Но благосклонная судьба словно назначила мне познакомиться сразу со всей королевской фамилией — в тот же день я повидал еще инфанта дона Карлоса, второго сына нашего государя. Этому юноше еще не было двадцати лет, и он показался мне более приятным с виду, чем его брат, наследный принц. Я пристально разглядывал его, ибо в ту пору мне казалось, что у особ королевской крови должно быть в лице нечто возвышенное, отличающее их от простых смертных. Однако ничего особенного я в доне Карлосе не обнаружил, только глаза у него были очень живые и на лице играла веселая улыбка. Со временем и наружность и характер этого человека сильно изменились.

В тот же вечер я лицезрел в саду инфанта дона Франсиско де Паула, совсем еще ребенка; он резвился под надзором Амаранты и других дам. Признаюсь, я смеялся от души, глядя, как бегает и прыгает этот малыш, выряженный в пунцовый костюм мамелюка, — где уж тут было думать о благоговейном почтении, которое положено испытывать в местах, освященных стопами венценосцев.

Когда я направлялся в сад, во внутренних покоях дворца раздалась несколько сильных ударов, как будто стучали молотком, затем послышались нежные звуки свирели; играли так искусно, словно музыкантом был аркадский пастух, чудом очутившийся во дворце. На мой вопрос ответили, что все эти звуки исходят из мастерской инфанта дона Антонио Паскуаля: он-де имеет обычай коротать часы досуга, чередуя занятия столярным или переплетным делом с упражнениями в игре на свирели.

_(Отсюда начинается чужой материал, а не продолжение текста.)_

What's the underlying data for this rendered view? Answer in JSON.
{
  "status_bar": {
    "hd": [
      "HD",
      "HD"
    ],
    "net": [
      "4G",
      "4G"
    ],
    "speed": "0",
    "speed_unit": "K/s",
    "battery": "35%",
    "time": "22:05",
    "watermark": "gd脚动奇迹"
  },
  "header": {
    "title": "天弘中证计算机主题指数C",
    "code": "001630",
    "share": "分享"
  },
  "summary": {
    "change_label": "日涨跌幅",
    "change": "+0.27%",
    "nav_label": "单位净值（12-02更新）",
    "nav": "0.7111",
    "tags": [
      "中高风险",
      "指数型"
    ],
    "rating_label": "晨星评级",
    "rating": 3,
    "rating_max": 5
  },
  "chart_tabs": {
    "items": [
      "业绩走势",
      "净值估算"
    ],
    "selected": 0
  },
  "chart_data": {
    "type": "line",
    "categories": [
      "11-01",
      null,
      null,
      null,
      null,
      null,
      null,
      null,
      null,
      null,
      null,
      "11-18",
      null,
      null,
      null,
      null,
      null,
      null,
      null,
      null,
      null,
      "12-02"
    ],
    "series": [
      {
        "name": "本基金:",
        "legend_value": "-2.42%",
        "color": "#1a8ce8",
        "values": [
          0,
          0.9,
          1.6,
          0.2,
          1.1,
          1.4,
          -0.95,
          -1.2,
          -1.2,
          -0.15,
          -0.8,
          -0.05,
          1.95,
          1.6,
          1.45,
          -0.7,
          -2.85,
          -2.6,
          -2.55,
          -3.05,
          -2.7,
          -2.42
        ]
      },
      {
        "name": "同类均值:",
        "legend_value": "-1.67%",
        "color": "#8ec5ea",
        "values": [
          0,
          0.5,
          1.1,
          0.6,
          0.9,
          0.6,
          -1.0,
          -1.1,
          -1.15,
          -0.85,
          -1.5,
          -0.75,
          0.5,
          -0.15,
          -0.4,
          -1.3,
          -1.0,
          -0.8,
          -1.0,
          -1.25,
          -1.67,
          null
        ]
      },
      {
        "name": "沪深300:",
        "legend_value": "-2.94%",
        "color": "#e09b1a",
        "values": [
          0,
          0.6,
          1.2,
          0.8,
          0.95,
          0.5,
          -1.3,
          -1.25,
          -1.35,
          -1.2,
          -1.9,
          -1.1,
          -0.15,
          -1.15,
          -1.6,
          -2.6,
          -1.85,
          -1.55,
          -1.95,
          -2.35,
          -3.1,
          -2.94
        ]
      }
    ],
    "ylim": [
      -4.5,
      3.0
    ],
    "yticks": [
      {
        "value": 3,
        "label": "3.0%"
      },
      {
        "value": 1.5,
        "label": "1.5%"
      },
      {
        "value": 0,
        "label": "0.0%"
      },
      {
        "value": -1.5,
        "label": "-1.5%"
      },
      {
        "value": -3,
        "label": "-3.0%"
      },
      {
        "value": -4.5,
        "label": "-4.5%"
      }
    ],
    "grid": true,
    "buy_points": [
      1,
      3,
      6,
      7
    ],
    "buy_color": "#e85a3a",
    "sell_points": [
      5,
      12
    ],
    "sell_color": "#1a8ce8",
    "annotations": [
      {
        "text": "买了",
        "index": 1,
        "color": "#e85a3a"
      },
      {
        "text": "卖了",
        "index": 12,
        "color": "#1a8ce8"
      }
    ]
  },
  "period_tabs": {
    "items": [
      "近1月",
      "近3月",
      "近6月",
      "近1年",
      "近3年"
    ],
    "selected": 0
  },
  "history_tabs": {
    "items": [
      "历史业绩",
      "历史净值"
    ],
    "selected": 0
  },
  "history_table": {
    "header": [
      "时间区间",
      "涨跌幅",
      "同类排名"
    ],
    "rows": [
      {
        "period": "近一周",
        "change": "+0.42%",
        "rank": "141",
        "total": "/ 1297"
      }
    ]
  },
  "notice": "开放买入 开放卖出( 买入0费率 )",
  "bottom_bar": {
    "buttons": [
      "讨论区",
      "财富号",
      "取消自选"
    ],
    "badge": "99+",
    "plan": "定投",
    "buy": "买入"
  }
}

Я удивился — зачем принцу трудиться? Тогда мне сказали, что дон Антонио Паскуаль, младший брат Карла IV, — самый трудолюбивый из всех инфантов Испании, если не считать покойного дона Габриэля, прославленного знатока древностей и любителя изящных искусств. Когда царственный столяр и музыкант оставил свою мастерскую, чтобы прогуляться по саду приора в компании почтенных отцов иеронимитов, каждый день заходивших за ним после полудня, я мог вволю на него насмотреться, и прямо скажу — более добродушной физиономии мне не приходилось видеть. Кто бы ни встретился на его пути, он всех приветствовал церемонно-учтивым поклоном, даже я удостоился сей высокой чести — ласковый взгляд и кивок принца наполнили меня гордостью.

Все знают, что дон Антонио Паскуаль, которому впоследствии принесло известность его знаменитое прощанье с долиной Иосафата, был с виду воплощением доброты. И действительно, этот старенький принц, сильно смахивавший на ризничего приходской церкви, показался мне самым благодушным человеком во всей королевской семье. Позже я узнал, что глубоко ошибся, приняв его за добряка. Мария-Луиса, назвавшая его в одном из своих писем «жестоким», предсказала события, происшедшие по возвращении из Валансэ, когда инфант собирал в своем кабинете самый цвет неистовых роялистов.